Маршрут Большой Африканской экспедиции
5 октября 1849 года Карл Риттер сообщил ему, что у него есть шанс быть включенным в состав экспедиции. Как ни соответствовал Барт целям экспедиции (немалый опыт путешествий, солидная научная подготовка, знание как письменного, так и устного арабского языка), без денежного взноса в 200 фунтов стерлингов он не мог присоединиться к ней. Прусское правительство рассматривало это предприятие как «частное дело», которое должно финансироваться самим членом экспедиции. Против всякого ожидания отец Барта, до сих пор отличавшийся великодушием и щедростью, оказался несговорчивым. Раньше он не окупился на расходы, особенно когда дело касалось научной подготовки сына, однако раскошеливаться ради английской африканской экспедиции – это уж слишком. К тому же его пугали связанные с таким путешествием опасности, и он сомневался (как покажет будущее, не без оснований), не явится ли длительное отсутствие сына помехой его научной карьере. Все попытки переубедить отца на этот раз остались безрезультатными, и Барт в конце концов вынужден был скрепя сердце отказаться от поездки. А правительство по-прежнему считало, что оно не в состоянии выплатить требуемые 200 фунтов. Итак, Географическое общество предложило вместо Барта геолога и астронома Адольфа Овервега (1822–1852). Однако английское правительство уже утвердило кандидатуру Барта. Поставленный перед фактом, отец изменил свое прежнее решение, и Бунзену удалось получить согласие на то, чтобы к экспедиции примкнул еще один немец. Таким образом, Генрих Барт и Адольф Овервег стали участниками Английской смешанной научной и торговой экспедиции.
Джеймс Ричардсон дважды – в 1845 и в 1846 годах – путешествовал из Триполи в Сахару, в оазисы Гадамес, Гат и Мурзук. Правда, научные результаты его путешествий были крайне скудными. Для обширных научных изысканий у бывшего журналиста, который под влиянием религиозных кругов решил посвятить себя также миссионерской деятельности, не было достаточной научной подготовки, да и его личные интересы не отвечали таким целям. Ко всему прочему они не входили в круг его обязанностей.
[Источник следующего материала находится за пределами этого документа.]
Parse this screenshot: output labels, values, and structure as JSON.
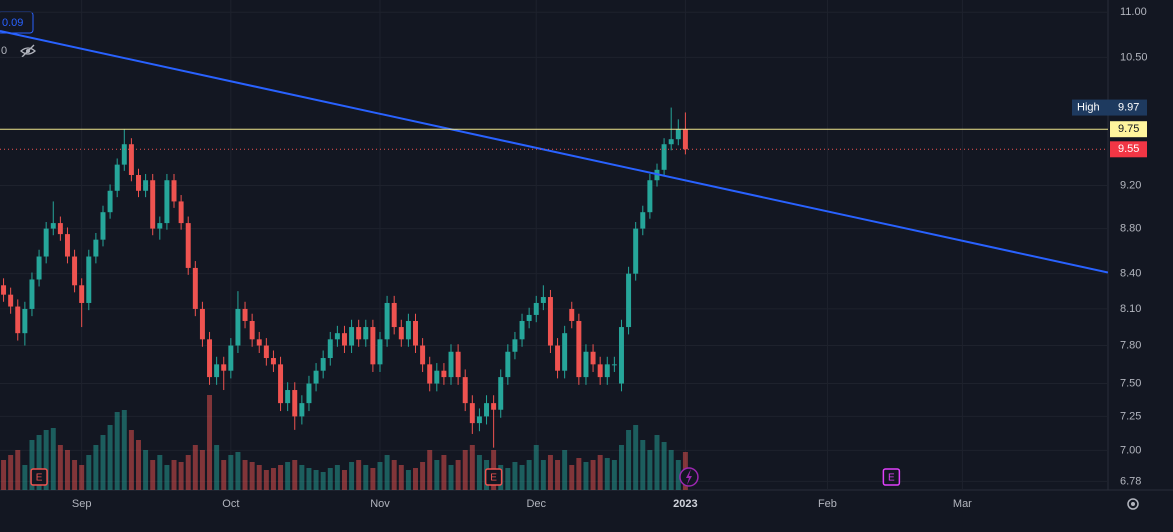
{
  "chart_data": {
    "type": "candlestick",
    "log_scale": true,
    "grid": true,
    "up_color": "#26a69a",
    "down_color": "#ef5350",
    "open": [
      8.3,
      8.22,
      8.12,
      7.9,
      8.1,
      8.35,
      8.55,
      8.8,
      8.85,
      8.75,
      8.55,
      8.3,
      8.15,
      8.55,
      8.7,
      8.95,
      9.15,
      9.4,
      9.6,
      9.3,
      9.15,
      9.25,
      8.8,
      8.85,
      9.25,
      9.05,
      8.85,
      8.45,
      8.1,
      7.85,
      7.55,
      7.65,
      7.6,
      7.8,
      8.1,
      8.0,
      7.85,
      7.8,
      7.7,
      7.65,
      7.35,
      7.45,
      7.25,
      7.35,
      7.5,
      7.6,
      7.7,
      7.85,
      7.9,
      7.8,
      7.95,
      7.85,
      7.95,
      7.65,
      7.85,
      8.15,
      7.95,
      7.85,
      8.0,
      7.8,
      7.65,
      7.5,
      7.6,
      7.55,
      7.75,
      7.55,
      7.35,
      7.2,
      7.25,
      7.35,
      7.3,
      7.55,
      7.75,
      7.85,
      8.0,
      8.05,
      8.15,
      8.2,
      7.8,
      7.6,
      8.1,
      8.0,
      7.55,
      7.75,
      7.65,
      7.55,
      7.65,
      7.5,
      7.95,
      8.4,
      8.8,
      8.95,
      9.25,
      9.35,
      9.6,
      9.65,
      9.75
    ],
    "high": [
      8.36,
      8.28,
      8.18,
      8.16,
      8.41,
      8.61,
      8.86,
      9.05,
      8.91,
      8.81,
      8.61,
      8.36,
      8.61,
      8.76,
      9.01,
      9.21,
      9.46,
      9.75,
      9.66,
      9.36,
      9.31,
      9.31,
      8.91,
      9.31,
      9.31,
      9.11,
      8.91,
      8.51,
      8.16,
      7.91,
      7.71,
      7.71,
      7.86,
      8.25,
      8.16,
      8.06,
      7.91,
      7.86,
      7.76,
      7.71,
      7.51,
      7.51,
      7.41,
      7.56,
      7.66,
      7.76,
      7.91,
      7.96,
      7.96,
      8.01,
      8.01,
      8.01,
      8.01,
      7.91,
      8.21,
      8.21,
      8.01,
      8.06,
      8.06,
      7.86,
      7.71,
      7.66,
      7.66,
      7.81,
      7.81,
      7.61,
      7.41,
      7.31,
      7.41,
      7.41,
      7.61,
      7.81,
      7.91,
      8.06,
      8.11,
      8.21,
      8.3,
      8.26,
      7.86,
      7.96,
      8.16,
      8.06,
      7.81,
      7.81,
      7.71,
      7.71,
      7.71,
      8.01,
      8.46,
      8.86,
      9.01,
      9.31,
      9.41,
      9.66,
      9.97,
      9.85,
      9.92
    ],
    "low": [
      8.16,
      8.06,
      7.84,
      7.8,
      8.04,
      8.29,
      8.49,
      8.74,
      8.69,
      8.49,
      8.24,
      7.95,
      8.09,
      8.49,
      8.64,
      8.89,
      9.09,
      9.34,
      9.24,
      9.09,
      9.09,
      8.74,
      8.7,
      8.79,
      8.99,
      8.79,
      8.39,
      8.04,
      7.79,
      7.49,
      7.49,
      7.45,
      7.54,
      7.74,
      7.94,
      7.79,
      7.74,
      7.64,
      7.59,
      7.29,
      7.29,
      7.15,
      7.19,
      7.29,
      7.44,
      7.54,
      7.64,
      7.79,
      7.74,
      7.74,
      7.79,
      7.79,
      7.59,
      7.59,
      7.79,
      7.89,
      7.79,
      7.79,
      7.74,
      7.59,
      7.44,
      7.44,
      7.49,
      7.49,
      7.49,
      7.29,
      7.12,
      7.14,
      7.19,
      7.02,
      7.24,
      7.49,
      7.69,
      7.79,
      7.94,
      7.99,
      8.09,
      7.74,
      7.54,
      7.54,
      7.94,
      7.49,
      7.49,
      7.59,
      7.49,
      7.49,
      7.59,
      7.44,
      7.89,
      8.34,
      8.74,
      8.89,
      9.19,
      9.29,
      9.54,
      9.59,
      9.5
    ],
    "close": [
      8.22,
      8.12,
      7.9,
      8.1,
      8.35,
      8.55,
      8.8,
      8.85,
      8.75,
      8.55,
      8.3,
      8.15,
      8.55,
      8.7,
      8.95,
      9.15,
      9.4,
      9.6,
      9.3,
      9.15,
      9.25,
      8.8,
      8.85,
      9.25,
      9.05,
      8.85,
      8.45,
      8.1,
      7.85,
      7.55,
      7.65,
      7.6,
      7.8,
      8.1,
      8.0,
      7.85,
      7.8,
      7.7,
      7.65,
      7.35,
      7.45,
      7.25,
      7.35,
      7.5,
      7.6,
      7.7,
      7.85,
      7.9,
      7.8,
      7.95,
      7.85,
      7.95,
      7.65,
      7.85,
      8.15,
      7.95,
      7.85,
      8.0,
      7.8,
      7.65,
      7.5,
      7.6,
      7.55,
      7.75,
      7.55,
      7.35,
      7.2,
      7.25,
      7.35,
      7.3,
      7.55,
      7.75,
      7.85,
      8.0,
      8.05,
      8.15,
      8.2,
      7.8,
      7.6,
      7.9,
      8.0,
      7.55,
      7.75,
      7.65,
      7.55,
      7.65,
      7.65,
      7.95,
      8.4,
      8.8,
      8.95,
      9.25,
      9.35,
      9.6,
      9.65,
      9.75,
      9.55
    ],
    "volume": [
      30,
      35,
      40,
      25,
      50,
      55,
      60,
      62,
      45,
      40,
      30,
      25,
      35,
      45,
      55,
      65,
      78,
      80,
      60,
      50,
      40,
      30,
      35,
      25,
      30,
      28,
      35,
      45,
      40,
      95,
      45,
      30,
      35,
      38,
      30,
      28,
      25,
      20,
      22,
      25,
      28,
      30,
      25,
      22,
      20,
      18,
      22,
      25,
      20,
      28,
      30,
      25,
      22,
      28,
      35,
      30,
      25,
      20,
      22,
      28,
      40,
      30,
      35,
      25,
      30,
      40,
      45,
      35,
      30,
      40,
      25,
      22,
      28,
      25,
      30,
      45,
      30,
      35,
      30,
      40,
      25,
      32,
      28,
      30,
      35,
      32,
      30,
      45,
      60,
      65,
      50,
      40,
      55,
      48,
      40,
      30,
      38
    ],
    "ylim": [
      6.72,
      11.14
    ],
    "yticks": [
      {
        "value": 11,
        "label": "11.00"
      },
      {
        "value": 10.5,
        "label": "10.50"
      },
      {
        "value": 9.2,
        "label": "9.20"
      },
      {
        "value": 8.8,
        "label": "8.80"
      },
      {
        "value": 8.4,
        "label": "8.40"
      },
      {
        "value": 8.1,
        "label": "8.10"
      },
      {
        "value": 7.8,
        "label": "7.80"
      },
      {
        "value": 7.5,
        "label": "7.50"
      },
      7.25,
      {
        "value": 7,
        "label": "7.00"
      },
      6.78
    ],
    "xlim": [
      -0.5,
      155.5
    ],
    "xticks": [
      {
        "value": 11,
        "label": "Sep"
      },
      {
        "value": 32,
        "label": "Oct"
      },
      {
        "value": 53,
        "label": "Nov"
      },
      {
        "value": 75,
        "label": "Dec"
      },
      {
        "value": 96,
        "label": "2023"
      },
      {
        "value": 116,
        "label": "Feb"
      },
      {
        "value": 135,
        "label": "Mar"
      }
    ],
    "trendline": {
      "from": [
        -0.5,
        10.79
      ],
      "to": [
        155.5,
        8.41
      ],
      "color": "#2962ff"
    },
    "hline": {
      "value": 9.75,
      "color": "#f0e68c"
    },
    "last_price": 9.55,
    "high_marker": {
      "label": "High",
      "value": 9.97
    },
    "events": [
      {
        "index": 5,
        "label": "E"
      },
      {
        "index": 69,
        "label": "E"
      },
      {
        "index": 125,
        "label": "E"
      }
    ],
    "indicator_values": [
      0.09,
      0
    ]
  }
}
Ричардсон предложил правительству новый маршрут, который он хотел дотянуть до Борну, чтобы изучить возможности для торговой политики Великобритании в Центральной Африке. Так уже в самом начале путешествия возникли два течения, преследующие принципиально разные цели. Руководитель экспедиции Джеймс Ричардсон представлял интересы Форин офис, на службе которой состоял, а Барт и Овервег отстаивали точку зрения исследователей и ученых. Это усугублялось разногласиями националистического характера, неизбежными в связи с «международным статусом» экспедиции. Барта решительно поддержали Карл Риттер и особенно Александр Гумбольдт, который с радостью откликнулся на просьбу Барта полечиться опытом и дал ему множество конкретных указаний в следующем письме: «Как мне с моим пристрастием к смелым решениям, с моим интересом к изучению таинственного мира Африки и при моем глубоком уважении к Вашим знаниям, Вашему опыту и к Вашей безграничной самоотверженности не радоваться! Одно дело – не найти оправдания тому, отчего то или иное не могло быть осуществлено, другое – судить о свободно принятом решении. Вы лишь в том случае возвысите значение экспедиции и прославите Германию, если разведаете расположенную восточнее озера Чад горную страну, раскроете взаимосвязь между этой горной цепью и землями Верхнего Нила и если мы благодаря Вам изучим населяющие эти места народности, а также установим родственную близость языков отдаленных племен. Еще больший интерес, чем горные вершины, представляет местоположение пустыни, которая южнее Бискры, видимо, лежит ниже уровня моря… О барометре, вероятно, нечего и помышлять, но на всякий случай нужно приобрести аппарат, притом небьющийся, для определения температуры кипения. Он вовсе не должен указывать мельчайшие доли градуса по Фаренгейту. Без такого аппарата и нескольких термометров нельзя пускаться в странствие. Для определения географического местонахождения я все еще советую пользоваться секстантами, но ни в коем случае не теодолитами или гальваническим кругом[7]7
Гальванический круг – гальванометр в виде кольцевого проводника, лежащего в плоскости магнитного меридиана; помещенная в центре кольца магнитная стрелка показывает отклонение от этого меридиана.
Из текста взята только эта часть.